In [72]:
import pandas as pd
import numpy as np

# Earth Engine Python client library
import ee
import geemap.core as geemap

# Resterio to load files
import rasterio
from rasterio.enums import Resampling

import tensorflow as tf
from tensorflow.keras import layers, models

from sklearn.model_selection import train_test_split

import csv

In [73]:
# Earth Engine Python client library config
# Authenticate (redirect to auth page if not)
ee.Authenticate()

True

In [26]:
# Get Google project
ee.Initialize(project = 'ee-nikolaydragomirovzhechev')

In [None]:
def mask_s2_clouds(image):
  """Masks clouds in a Sentinel-2 image using the QA band.

  Args:
      image (ee.Image): A Sentinel-2 image.

  Returns:
      ee.Image: A cloud-masked Sentinel-2 image.
  """
  qa = image.select('QA60')

  # Bits 10 and 11 are clouds and cirrus, respectively.
  cloud_bit_mask = 1 << 10
  cirrus_bit_mask = 1 << 11

  # Both flags should be set to zero, indicating clear conditions.
  mask = (
      qa.bitwiseAnd(cloud_bit_mask)
      .eq(0)
      .And(qa.bitwiseAnd(cirrus_bit_mask).eq(0))
  )

  return image.updateMask(mask).divide(10000)


dataset = (
    ee.ImageCollection('COPERNICUS/S2_HARMONIZED')
    .filterDate('2022-01-01', '2022-01-31')
    # Pre-filter to get less cloudy granules.
    .filter(ee.Filter.lt('CLOUDY_PIXEL_PERCENTAGE', 20))
    .map(mask_s2_clouds)
)

rgb_vis = {
    'min': 0.0,
    'max': 0.3,
    'bands': ['B4', 'B3', 'B2'],
}

m = geemap.Map()
m.set_center(-9.1695, 38.6917, 12)
m.add_layer(dataset.median(), rgb_vis, 'RGB')
m

## Landsat surface dataset

ref: https://www.usgs.gov/landsat-missions

#### Filter, process, and prepare the dataset in Google Earth Engine

In [41]:
# Load the Landsat surface reflectance data
# Continuous Change Detection and Classification (CCDC) algorithm
dataset_Landsat = ee.ImageCollection("LANDSAT/LC09/C02/T1_L2")

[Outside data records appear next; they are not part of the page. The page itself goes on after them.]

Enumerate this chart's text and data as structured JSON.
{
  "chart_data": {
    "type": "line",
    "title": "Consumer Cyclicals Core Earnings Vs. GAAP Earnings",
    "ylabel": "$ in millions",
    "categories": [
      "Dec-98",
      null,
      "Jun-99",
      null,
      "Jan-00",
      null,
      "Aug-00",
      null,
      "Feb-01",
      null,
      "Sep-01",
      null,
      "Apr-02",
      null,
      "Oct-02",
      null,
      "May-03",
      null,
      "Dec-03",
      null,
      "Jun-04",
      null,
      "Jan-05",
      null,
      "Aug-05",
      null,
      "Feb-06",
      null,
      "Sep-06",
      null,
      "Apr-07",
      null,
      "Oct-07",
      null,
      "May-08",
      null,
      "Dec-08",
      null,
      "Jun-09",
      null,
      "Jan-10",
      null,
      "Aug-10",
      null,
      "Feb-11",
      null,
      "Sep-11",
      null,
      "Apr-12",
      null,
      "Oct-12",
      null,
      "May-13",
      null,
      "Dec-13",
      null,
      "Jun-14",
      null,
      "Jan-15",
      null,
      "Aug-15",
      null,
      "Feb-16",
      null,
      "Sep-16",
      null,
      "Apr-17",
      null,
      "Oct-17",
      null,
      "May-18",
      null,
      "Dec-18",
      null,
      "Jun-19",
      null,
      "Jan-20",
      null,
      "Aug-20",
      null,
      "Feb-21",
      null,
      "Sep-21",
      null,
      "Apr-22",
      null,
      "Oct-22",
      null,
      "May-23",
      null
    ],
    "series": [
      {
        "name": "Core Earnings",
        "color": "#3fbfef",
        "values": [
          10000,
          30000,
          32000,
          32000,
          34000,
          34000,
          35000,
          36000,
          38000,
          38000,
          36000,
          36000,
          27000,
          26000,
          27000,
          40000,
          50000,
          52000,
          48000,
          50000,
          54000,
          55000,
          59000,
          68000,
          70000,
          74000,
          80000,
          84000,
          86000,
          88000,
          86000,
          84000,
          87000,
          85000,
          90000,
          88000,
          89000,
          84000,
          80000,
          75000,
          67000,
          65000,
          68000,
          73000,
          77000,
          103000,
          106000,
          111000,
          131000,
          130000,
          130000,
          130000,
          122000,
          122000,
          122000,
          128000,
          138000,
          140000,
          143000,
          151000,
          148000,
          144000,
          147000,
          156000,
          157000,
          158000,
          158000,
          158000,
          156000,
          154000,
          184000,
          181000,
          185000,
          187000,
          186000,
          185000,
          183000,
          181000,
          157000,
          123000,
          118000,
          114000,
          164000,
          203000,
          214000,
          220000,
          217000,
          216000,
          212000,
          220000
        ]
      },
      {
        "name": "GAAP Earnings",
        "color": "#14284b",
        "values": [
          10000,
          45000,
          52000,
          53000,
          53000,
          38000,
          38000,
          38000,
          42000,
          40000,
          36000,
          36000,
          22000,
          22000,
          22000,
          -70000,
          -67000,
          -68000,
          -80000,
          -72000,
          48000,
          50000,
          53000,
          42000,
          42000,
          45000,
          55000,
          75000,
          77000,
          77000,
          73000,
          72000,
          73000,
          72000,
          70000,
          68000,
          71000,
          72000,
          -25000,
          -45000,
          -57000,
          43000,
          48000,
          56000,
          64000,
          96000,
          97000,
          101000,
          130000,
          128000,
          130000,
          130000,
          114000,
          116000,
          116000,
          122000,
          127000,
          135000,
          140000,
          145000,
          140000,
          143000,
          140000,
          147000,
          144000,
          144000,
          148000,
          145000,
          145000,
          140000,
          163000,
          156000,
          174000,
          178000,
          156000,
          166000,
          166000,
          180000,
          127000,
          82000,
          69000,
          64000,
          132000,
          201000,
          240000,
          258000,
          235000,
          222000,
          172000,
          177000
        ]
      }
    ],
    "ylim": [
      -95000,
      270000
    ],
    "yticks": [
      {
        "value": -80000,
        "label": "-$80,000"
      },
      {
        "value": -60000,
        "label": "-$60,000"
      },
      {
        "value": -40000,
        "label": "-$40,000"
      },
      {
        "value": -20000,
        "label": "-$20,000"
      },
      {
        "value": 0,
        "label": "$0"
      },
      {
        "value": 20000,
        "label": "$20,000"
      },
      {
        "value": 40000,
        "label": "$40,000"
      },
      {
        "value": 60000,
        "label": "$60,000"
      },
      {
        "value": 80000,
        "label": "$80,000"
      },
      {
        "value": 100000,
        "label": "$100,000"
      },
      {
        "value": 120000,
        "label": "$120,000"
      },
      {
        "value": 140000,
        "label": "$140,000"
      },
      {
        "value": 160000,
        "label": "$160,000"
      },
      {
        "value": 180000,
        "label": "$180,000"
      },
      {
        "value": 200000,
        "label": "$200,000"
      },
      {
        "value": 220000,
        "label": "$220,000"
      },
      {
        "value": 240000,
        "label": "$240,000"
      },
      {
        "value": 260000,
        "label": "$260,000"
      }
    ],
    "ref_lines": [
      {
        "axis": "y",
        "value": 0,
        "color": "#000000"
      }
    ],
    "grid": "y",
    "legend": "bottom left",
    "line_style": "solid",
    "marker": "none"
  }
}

longitude_min: The minimum longitude (western boundary) of your AOI.  
latitude_min: The minimum latitude (southern boundary) of your AOI.  
longitude_max: The maximum longitude (eastern boundary) of your AOI.  
latitude_max: The maximum latitude (northern boundary) of your AOI.

In [43]:
# Coordinates for California
longitude_min = -114.2579
latitude_min = 38.9275
longitude_max = -115
latitude_max = 42

# Define the area of interest (AOI) and time range
# aoi = ee.Geometry.Rectangle([longitude_min, latitude_min, longitude_max, latitude_max])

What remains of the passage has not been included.